Additionally, even if the aforementioned provision was perceived as foreseeable, it would still raise concerns regarding its stricto sensu proportionality with the legitimate aim pursued. The fact that the measure does not allow the dismissal of the unvaccinated persons concerned, but rather imposes the more moderate measure of suspension, is encouraging (on the unlawfulness of dismissals on ground of non-vaccination with the ECHR, see here), as it brings to mind the attention that the ECtHR paid in Vavřička to the moderate intensity of the sanctions, through which compulsory vaccination is indirectly imposed (para. 293). Furthermore, the fact that during their suspension, the unvaccinated persons can – albeit with considerable difficulty – seek employment in sectors not covered by the vaccination duty is reminiscent of the Court’s dictum in Vavřička, where the ECtHR noted that the needs of children, who, due to the compulsory vaccination measure, could not be enrolled in nursery school, could be covered by alternative options, although these required considerable effort and expenses on behalf of their parents (para. 307).
However, given the absence of a foreseeable time-limit with regard to the suspensions, the latter seem to be akin to indirect dismissals.

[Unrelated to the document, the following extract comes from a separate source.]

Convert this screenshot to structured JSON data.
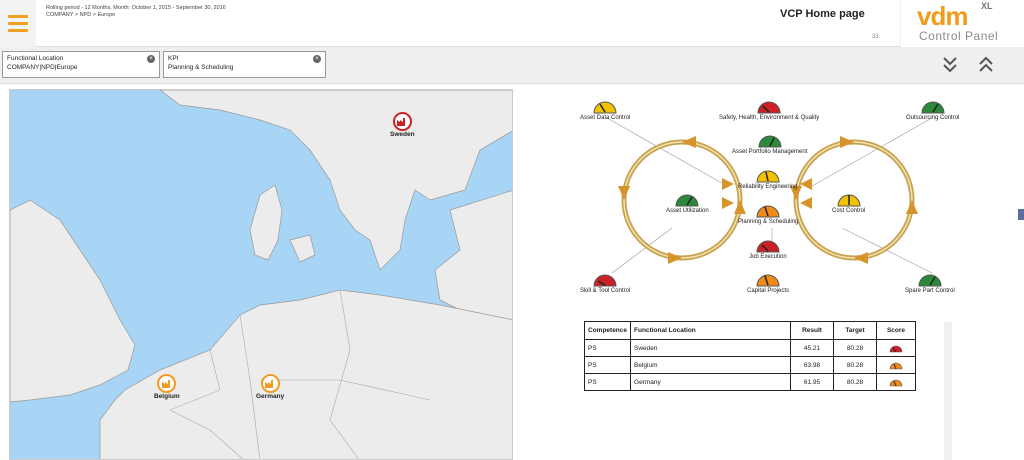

The ECtHR’s favourable view of compulsory vaccinations in Vavřička was influenced by the fact that the means through which it was implemented were of protective nature and of moderate intensity; they were limited in effect and in time (paras. 306-307). In this sense, a measure that indefinitely suspends employees, who refuse to get vaccinated, cannot be perceived as protective or moderate, as the dismissal’s effects are permanent and of absolute (rather than moderate) intensity. In other words, the measure’s nature seems more punitive than protective and, thus, its stricto sensu proportionality is highly questionable. Additionally, the lack of waivers in the case of conscience objections renders – in line with the analysis of the previous section – the measure more problematic.
As applications regarding the compatibility of Law No. 4820/2021 with the ECHR are now pending before the ECtHR, the issue will be sooner or later addressed by the court itself. However, since the applicants have not claimed a breach of ECHR Article 9 (but opted for basing their complaints about the measure on ECHR Articles 2, 3, 4, 5, 6, 8 and 14 instead) a clearer answer as to compulsory vaccinations’ compatibility therewith will be further delayed.